At GWU, he will pursue a Master of Public Health (MPH) in Global Health Epidemiology and Disease Control.
“I want to pursue this degree because I think it best prepares me to enter the field of epidemiology, with hopes of serving in the Center for Disease Control’s Epidemic Intelligence Service,” Beach said. “I’m hoping to be a field epidemiologist working on the worst disease outbreaks that occur around the world. With the current popularity of the anti-vaccination movement, I believe I’m really hitting a peak time to enter this field. I expect it will continue to grow as more and more people suffer the consequences of not vaccinating their children.”
Haydu, who served as his academic advisor, said that since his arrival at MC, Beach has “continued to impress us each year with his intellect, leadership skills and work ethic.”

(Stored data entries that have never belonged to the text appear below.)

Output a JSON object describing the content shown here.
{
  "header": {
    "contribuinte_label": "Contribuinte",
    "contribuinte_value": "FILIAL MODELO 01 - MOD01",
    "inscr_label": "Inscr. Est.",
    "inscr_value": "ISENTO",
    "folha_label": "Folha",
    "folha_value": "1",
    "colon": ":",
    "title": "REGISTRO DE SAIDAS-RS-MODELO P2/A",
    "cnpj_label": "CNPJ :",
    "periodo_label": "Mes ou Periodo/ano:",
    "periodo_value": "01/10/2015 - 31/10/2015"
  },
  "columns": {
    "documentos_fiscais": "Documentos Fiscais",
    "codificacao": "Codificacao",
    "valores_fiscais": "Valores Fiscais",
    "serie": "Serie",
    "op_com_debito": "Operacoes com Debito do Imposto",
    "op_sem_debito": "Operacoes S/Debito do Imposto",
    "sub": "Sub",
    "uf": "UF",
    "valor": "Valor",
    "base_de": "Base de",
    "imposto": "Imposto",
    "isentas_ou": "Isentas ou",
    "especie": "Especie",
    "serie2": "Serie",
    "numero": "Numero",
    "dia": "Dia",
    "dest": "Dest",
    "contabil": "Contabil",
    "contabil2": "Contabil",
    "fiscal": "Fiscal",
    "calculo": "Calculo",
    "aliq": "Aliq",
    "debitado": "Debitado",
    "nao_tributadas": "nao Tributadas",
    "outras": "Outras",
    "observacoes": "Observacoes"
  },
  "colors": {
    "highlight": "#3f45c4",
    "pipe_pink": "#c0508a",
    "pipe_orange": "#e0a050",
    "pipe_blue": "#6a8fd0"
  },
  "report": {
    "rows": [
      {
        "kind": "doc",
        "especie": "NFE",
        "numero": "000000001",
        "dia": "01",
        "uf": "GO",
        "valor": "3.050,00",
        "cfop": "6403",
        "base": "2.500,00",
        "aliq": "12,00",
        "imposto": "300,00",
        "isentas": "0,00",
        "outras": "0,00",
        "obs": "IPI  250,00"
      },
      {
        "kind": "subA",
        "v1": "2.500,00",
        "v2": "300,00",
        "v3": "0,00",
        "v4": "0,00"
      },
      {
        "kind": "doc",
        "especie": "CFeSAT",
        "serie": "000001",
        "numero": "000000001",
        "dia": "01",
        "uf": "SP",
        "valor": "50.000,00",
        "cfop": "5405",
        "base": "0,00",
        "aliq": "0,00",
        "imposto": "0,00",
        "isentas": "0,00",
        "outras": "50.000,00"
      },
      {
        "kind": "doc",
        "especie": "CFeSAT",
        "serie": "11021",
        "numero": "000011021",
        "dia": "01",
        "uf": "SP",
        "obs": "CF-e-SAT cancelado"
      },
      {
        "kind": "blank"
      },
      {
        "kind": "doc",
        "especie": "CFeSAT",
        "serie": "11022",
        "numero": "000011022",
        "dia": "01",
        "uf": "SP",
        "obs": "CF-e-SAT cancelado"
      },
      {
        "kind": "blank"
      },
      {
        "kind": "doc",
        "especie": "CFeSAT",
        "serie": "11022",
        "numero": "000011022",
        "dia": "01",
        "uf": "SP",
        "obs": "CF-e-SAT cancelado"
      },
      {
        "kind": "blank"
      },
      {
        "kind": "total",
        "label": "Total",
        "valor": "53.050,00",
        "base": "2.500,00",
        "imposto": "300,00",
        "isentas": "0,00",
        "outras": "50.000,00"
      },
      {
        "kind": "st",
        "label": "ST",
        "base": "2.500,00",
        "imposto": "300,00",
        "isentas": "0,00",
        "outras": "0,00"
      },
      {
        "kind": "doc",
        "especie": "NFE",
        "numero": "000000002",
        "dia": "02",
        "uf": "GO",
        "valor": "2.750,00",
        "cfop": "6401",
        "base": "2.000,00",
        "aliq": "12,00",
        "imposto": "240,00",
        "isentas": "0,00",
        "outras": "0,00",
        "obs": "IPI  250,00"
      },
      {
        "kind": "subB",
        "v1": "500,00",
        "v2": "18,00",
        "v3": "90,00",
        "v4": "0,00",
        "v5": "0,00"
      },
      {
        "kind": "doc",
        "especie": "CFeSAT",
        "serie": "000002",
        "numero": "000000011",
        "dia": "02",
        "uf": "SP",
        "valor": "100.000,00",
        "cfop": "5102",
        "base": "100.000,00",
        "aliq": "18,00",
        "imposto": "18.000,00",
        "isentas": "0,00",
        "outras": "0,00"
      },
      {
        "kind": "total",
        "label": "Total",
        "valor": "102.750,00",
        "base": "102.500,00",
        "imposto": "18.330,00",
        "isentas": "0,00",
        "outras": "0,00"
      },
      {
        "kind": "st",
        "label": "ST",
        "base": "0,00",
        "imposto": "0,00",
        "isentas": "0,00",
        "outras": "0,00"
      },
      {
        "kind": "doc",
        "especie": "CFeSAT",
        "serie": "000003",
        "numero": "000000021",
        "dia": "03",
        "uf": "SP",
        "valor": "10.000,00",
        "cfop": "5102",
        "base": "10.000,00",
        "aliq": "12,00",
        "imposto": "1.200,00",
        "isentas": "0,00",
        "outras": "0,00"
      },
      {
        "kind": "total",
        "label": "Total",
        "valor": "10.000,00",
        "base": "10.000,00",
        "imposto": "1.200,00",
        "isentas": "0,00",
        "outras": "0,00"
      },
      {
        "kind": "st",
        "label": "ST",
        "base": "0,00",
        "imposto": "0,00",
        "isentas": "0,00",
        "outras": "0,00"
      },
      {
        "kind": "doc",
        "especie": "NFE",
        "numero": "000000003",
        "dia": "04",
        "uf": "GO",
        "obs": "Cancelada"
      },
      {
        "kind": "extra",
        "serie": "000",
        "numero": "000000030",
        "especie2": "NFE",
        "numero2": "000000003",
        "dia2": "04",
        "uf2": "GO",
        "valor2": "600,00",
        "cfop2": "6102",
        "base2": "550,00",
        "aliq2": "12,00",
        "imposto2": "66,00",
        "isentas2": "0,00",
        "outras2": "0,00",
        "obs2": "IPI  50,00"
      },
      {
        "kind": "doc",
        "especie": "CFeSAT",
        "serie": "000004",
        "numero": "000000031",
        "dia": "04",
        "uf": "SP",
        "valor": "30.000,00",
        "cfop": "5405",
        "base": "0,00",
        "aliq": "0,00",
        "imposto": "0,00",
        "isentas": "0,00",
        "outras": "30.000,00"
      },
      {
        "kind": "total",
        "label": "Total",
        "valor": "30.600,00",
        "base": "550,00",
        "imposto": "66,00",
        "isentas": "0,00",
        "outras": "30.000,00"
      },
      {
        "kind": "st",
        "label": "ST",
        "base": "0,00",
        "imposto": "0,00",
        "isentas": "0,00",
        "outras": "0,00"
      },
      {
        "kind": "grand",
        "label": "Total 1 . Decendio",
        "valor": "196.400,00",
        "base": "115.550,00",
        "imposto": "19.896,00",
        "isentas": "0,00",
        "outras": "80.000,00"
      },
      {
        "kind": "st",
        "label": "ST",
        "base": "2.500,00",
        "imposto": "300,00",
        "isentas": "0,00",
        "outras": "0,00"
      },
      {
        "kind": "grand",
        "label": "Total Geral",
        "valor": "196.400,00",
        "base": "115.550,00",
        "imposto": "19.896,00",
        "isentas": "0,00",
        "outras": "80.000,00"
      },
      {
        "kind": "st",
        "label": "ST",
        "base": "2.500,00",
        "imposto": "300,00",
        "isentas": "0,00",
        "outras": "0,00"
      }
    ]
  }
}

“As his advisor, I discussed many career paths with Colby, all of which intersected with a career related to public health,” Haydu said. “Colby spent additional time researching admission criteria for several graduate programs in public health, which helped guide our discussions during advising. Colby was always willing to challenge himself outside of the exercise science major and took upper-level courses in biology and additional health courses related to community health and the role of the environment in our health. We used the flexibility of the major and elective classes to design his program to provide a solid foundation as he prepared for a graduate program in public health. Colby took advantage of getting involved in ongoing research, and Dr. Steeves continued to mentor Colby as he worked on several research studies during his time at MC.”
Beach said Maryville College prepared him for graduate school by providing him the opportunity to receive “incredible support and mentorship” from faculty.
“Without the research experience and guidance I received at MC, this next step would not have been possible,” Beach said. “It was exactly the experience I was looking for. It’s funny – in high school, I wanted to leave Blount County so badly, but I guess I had to go away to realize it was meant to be from the start. I didn’t appreciate it until I came back.”
Maryville College is a nationally-ranked institution of higher learning and one of America’s oldest colleges. For more than 200 years, we’ve educated students to be giving citizens and gifted leaders, to study everything, so that they are prepared for anything — to address any problem, engage with any audience and launch successful careers right away. Located in Maryville, Tennessee, between the Great Smoky Mountains National Park and the city of Knoxville, Maryville College offers nearly 1,200 students from around the world both the beauty of a rural setting and the advantages of an urban center, as well as more than 60 majors, seven pre-professional programs and career preparation from their first day on campus to their last. Today, our 10,000 alumni are living life strong of mind and brave of heart and are prepared, in the words of our Presbyterian founder, to “do good on the largest possible scale.”